- Buyers Guide
Industry analyst firm Databeans forecasts the data converter market to more than double between 2011 and 2015, with the high-speed analog-to-digital converter (ADC) and digital-to-analog converter (DAC) markets outpacing all other data converter product categories. Between 2011 and 2015, the firm expects the high-speed ADC market to grow more than 70 percent and the high-speed DAC market to grow about 60 percent.
What’s driving this growth? Just think about how much technology is packed into a new car today versus ten years ago or the increasing number of consumer electronics that most of us depend on – from computers, tablets and e-readers to smartphones, cameras and MP3 players – many of which connect to the global communications network. As technology continues to advance, so too does the need to convert digital signals into the analog world in which we live. And while Databeans forecasts continued growth across all data converter market segments, the firm expects the communications market to grow the most.
To support the needs of communications, defense and aerospace manufacturers, Texas Instruments continues to develop data converters that are faster, smaller and lower power, while also providing higher resolution, ACPR and dynamic range performance. TI’s new quad, 16-bit DACs and direct RF sampling ADCs are examples of how the company is pushing the limits of data conversion to enable its customers to innovate.
The 1.5 giga-samples per second (GSPS) DAC34SH84 and 1.25 GSPS DAC3484 are four- channel, 16-bit DACs combining low power consumption, high dynamic range and small size, enabling manufacturers of 3G, LTE and WiMAX base stations, repeaters and software defined radios (SDR) to push the limits of bandwidth and performance while keeping power consumption in check. A wider-input bus DAC34H84 or two-channel DAC3482 are also available to support transmit solutions with DPD linearization bandwidth up to 500 MHz.
The sample rate of the DAC34SH84 clocks in at 1.5 GSPS with a 750 MSPS input data rate per converter, enabling cellular providers to transmit wider signal bandwidths while still using adaptive digital pre-distortion loops, up to 125 MHz using fifth order feedback correction techniques. At 1.25 GSPS, the DAC3484 consumes as little as 250 mW per channel – up to 65 percent less than the closest competitor (see Figure 1) – while enabling wideband power amplifier linearization of up to 250 MHz.

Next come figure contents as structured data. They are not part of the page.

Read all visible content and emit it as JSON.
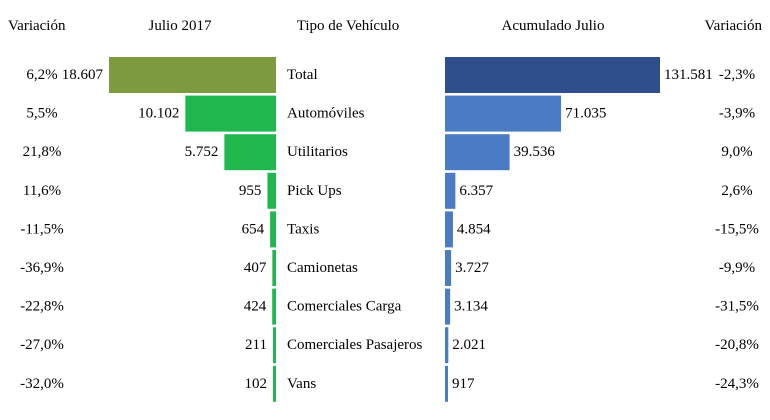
{
  "chart_data": {
    "type": "bar",
    "headers": {
      "variation_left": "Variación",
      "month": "Julio 2017",
      "category": "Tipo de Vehículo",
      "accumulated": "Acumulado Julio",
      "variation_right": "Variación"
    },
    "categories": [
      "Total",
      "Automóviles",
      "Utilitarios",
      "Pick Ups",
      "Taxis",
      "Camionetas",
      "Comerciales Carga",
      "Comerciales Pasajeros",
      "Vans"
    ],
    "series": [
      {
        "key": "month",
        "values": [
          18607,
          10102,
          5752,
          955,
          654,
          407,
          424,
          211,
          102
        ],
        "value_labels": [
          "18.607",
          "10.102",
          "5.752",
          "955",
          "654",
          "407",
          "424",
          "211",
          "102"
        ],
        "variation": [
          "6,2%",
          "5,5%",
          "21,8%",
          "11,6%",
          "-11,5%",
          "-36,9%",
          "-22,8%",
          "-27,0%",
          "-32,0%"
        ],
        "total_color": "#7e9a3e",
        "color": "#1fb84f"
      },
      {
        "key": "accumulated",
        "values": [
          131581,
          71035,
          39536,
          6357,
          4854,
          3727,
          3134,
          2021,
          917
        ],
        "value_labels": [
          "131.581",
          "71.035",
          "39.536",
          "6.357",
          "4.854",
          "3.727",
          "3.134",
          "2.021",
          "917"
        ],
        "variation": [
          "-2,3%",
          "-3,9%",
          "9,0%",
          "2,6%",
          "-15,5%",
          "-9,9%",
          "-31,5%",
          "-20,8%",
          "-24,3%"
        ],
        "total_color": "#2e4f8c",
        "color": "#4a7bc4"
      }
    ]
  }
}
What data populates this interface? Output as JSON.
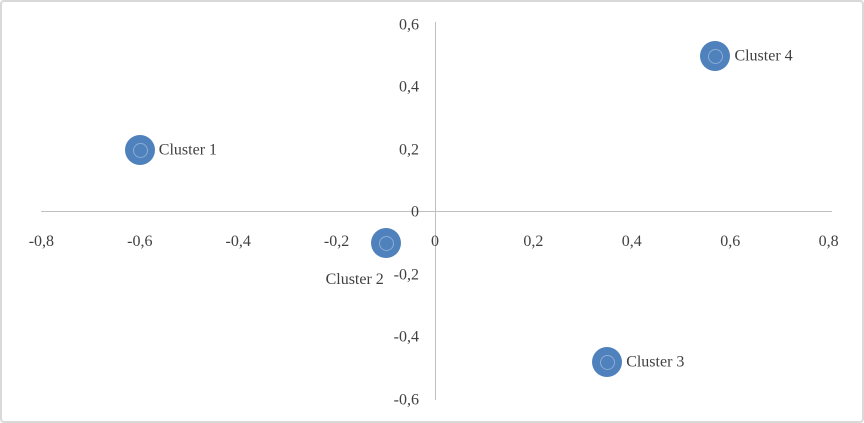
{
  "chart_data": {
    "type": "scatter",
    "title": "",
    "legend": "none",
    "grid": false,
    "decimal_separator": ",",
    "points": [
      {
        "label": "Cluster 1",
        "x": -0.6,
        "y": 0.2,
        "label_side": "right"
      },
      {
        "label": "Cluster 2",
        "x": -0.1,
        "y": -0.1,
        "label_side": "below-left"
      },
      {
        "label": "Cluster 3",
        "x": 0.35,
        "y": -0.48,
        "label_side": "right"
      },
      {
        "label": "Cluster 4",
        "x": 0.57,
        "y": 0.5,
        "label_side": "right"
      }
    ],
    "x_axis": {
      "min": -0.8,
      "max": 0.8,
      "tick_step": 0.2,
      "tick_values": [
        -0.8,
        -0.6,
        -0.4,
        -0.2,
        0,
        0.2,
        0.4,
        0.6,
        0.8
      ],
      "tick_labels": [
        "-0,8",
        "-0,6",
        "-0,4",
        "-0,2",
        "0",
        "0,2",
        "0,4",
        "0,6",
        "0,8"
      ]
    },
    "y_axis": {
      "min": -0.6,
      "max": 0.6,
      "tick_step": 0.2,
      "tick_values": [
        0.6,
        0.4,
        0.2,
        0,
        -0.2,
        -0.4,
        -0.6
      ],
      "tick_labels": [
        "0,6",
        "0,4",
        "0,2",
        "0",
        "-0,2",
        "-0,4",
        "-0,6"
      ]
    },
    "colors": {
      "marker": "#4f81bd",
      "axis_line": "#bfbfbf",
      "tick_text": "#404040",
      "label_text": "#3f3f3f",
      "frame_border": "#d9d9d9"
    }
  }
}
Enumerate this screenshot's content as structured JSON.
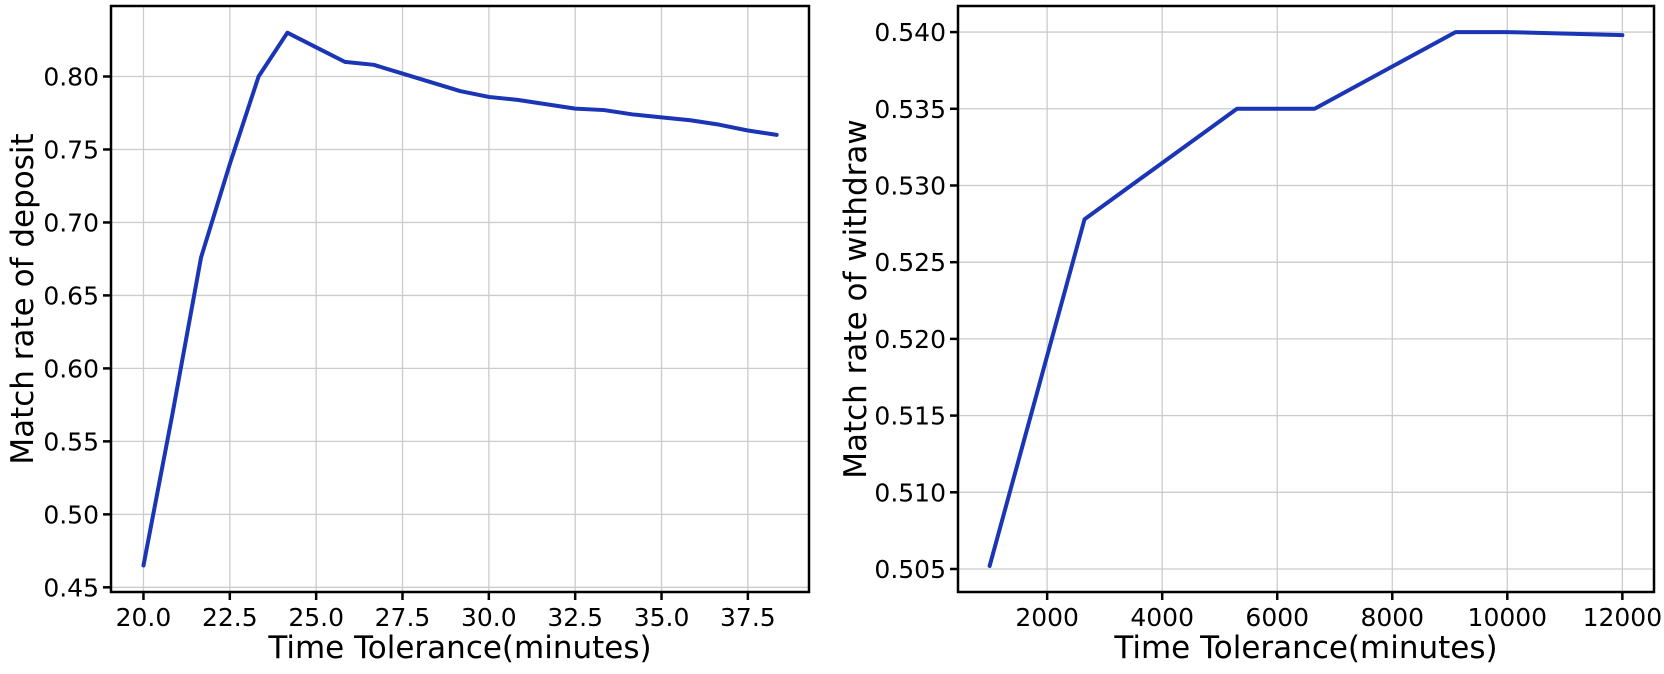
{
  "figure": {
    "background": "#ffffff",
    "line_color": "#1a35b5",
    "grid_color": "#cccccc",
    "axis_color": "#000000"
  },
  "chart_data": [
    {
      "type": "line",
      "name": "deposit",
      "title": "",
      "xlabel": "Time Tolerance(minutes)",
      "ylabel": "Match rate of deposit",
      "x": [
        20.0,
        20.833,
        21.667,
        22.5,
        23.333,
        24.167,
        25.0,
        25.833,
        26.667,
        27.5,
        28.333,
        29.167,
        30.0,
        30.833,
        31.667,
        32.5,
        33.333,
        34.167,
        35.0,
        35.833,
        36.667,
        37.5,
        38.333
      ],
      "y": [
        0.465,
        0.568,
        0.676,
        0.74,
        0.8,
        0.83,
        0.82,
        0.81,
        0.808,
        0.802,
        0.796,
        0.79,
        0.786,
        0.784,
        0.781,
        0.778,
        0.777,
        0.774,
        0.772,
        0.77,
        0.767,
        0.763,
        0.76
      ],
      "xlim": [
        19.06,
        39.27
      ],
      "ylim": [
        0.4468,
        0.8483
      ],
      "xticks": [
        20.0,
        22.5,
        25.0,
        27.5,
        30.0,
        32.5,
        35.0,
        37.5
      ],
      "xtick_labels": [
        "20.0",
        "22.5",
        "25.0",
        "27.5",
        "30.0",
        "32.5",
        "35.0",
        "37.5"
      ],
      "yticks": [
        0.45,
        0.5,
        0.55,
        0.6,
        0.65,
        0.7,
        0.75,
        0.8
      ],
      "ytick_labels": [
        "0.45",
        "0.50",
        "0.55",
        "0.60",
        "0.65",
        "0.70",
        "0.75",
        "0.80"
      ],
      "grid": true,
      "legend": null,
      "line_color": "#1a35b5"
    },
    {
      "type": "line",
      "name": "withdraw",
      "title": "",
      "xlabel": "Time Tolerance(minutes)",
      "ylabel": "Match rate of withdraw",
      "x": [
        1000,
        2650,
        5300,
        6650,
        9100,
        10000,
        12000
      ],
      "y": [
        0.5052,
        0.5278,
        0.535,
        0.535,
        0.54,
        0.54,
        0.5398
      ],
      "xlim": [
        450,
        12550
      ],
      "ylim": [
        0.5035,
        0.5417
      ],
      "xticks": [
        2000,
        4000,
        6000,
        8000,
        10000,
        12000
      ],
      "xtick_labels": [
        "2000",
        "4000",
        "6000",
        "8000",
        "10000",
        "12000"
      ],
      "yticks": [
        0.505,
        0.51,
        0.515,
        0.52,
        0.525,
        0.53,
        0.535,
        0.54
      ],
      "ytick_labels": [
        "0.505",
        "0.510",
        "0.515",
        "0.520",
        "0.525",
        "0.530",
        "0.535",
        "0.540"
      ],
      "grid": true,
      "legend": null,
      "line_color": "#1a35b5"
    }
  ]
}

The DAC3484 series simplifies the design of complex transmit architectures with 2× to 16× digital interpolation filters providing more than 90 dB of stopband attenuation to simplify data interface and reconstruction filters. Independent complex mixers allow flexible carrier placement, and a high-performance, low-jitter clock multiplier simplifies clocking without sacrificing dynamic range. The DAC3484 series also includes digital quadrature modulator correction (QMC), enabling complete IQ compensation for gain, offset, phase and group delay between channels in traditional direct up-conversion applications with quadrature modulators. Measuring 9 x 9 mm, the DAC3484 and DAC3482 multi-row QFN package is significantly smaller than comparable DACs, enabling compact designs. The higher speed DAC34SH84 ships in a 12 x 12 mm BGA package.
The ADS12Dxx00RF family of ADCs is the industry’s first to directly sample RF signals beyond 2.7 GHz, with third-order intermodulation distortion (IMD3) up to -71 dBc and sampling at up to 3.6 GSPS. The family includes five 12-bit ADCs that enable system designers to eliminate multiple intermediate frequency (IF) down-conversion stages, including amplifiers, mixers, LOs and filters, as shown in Figure 2. By replacing entire signal chain subsystems, the ADC12Dxx00RF drastically reduces bill of materials (BOM) cost, board size and weight in 3G/4G wireless base stations as well as microwave backhaul, military and wideband SDR applications.
The ADC12Dxx00RF family provides excellent noise and linearity performance at RF frequencies up to and above 2.7 GHz, extending the usable range beyond the 11th Nyquist zone. The devices provide a flexible LVDS interface with multiple SPI-programmable options for board design and FPGA/ASIC data capture. The LVDS outputs are compatible with IEEE 1596.3-1996 and support programmable common mode voltage.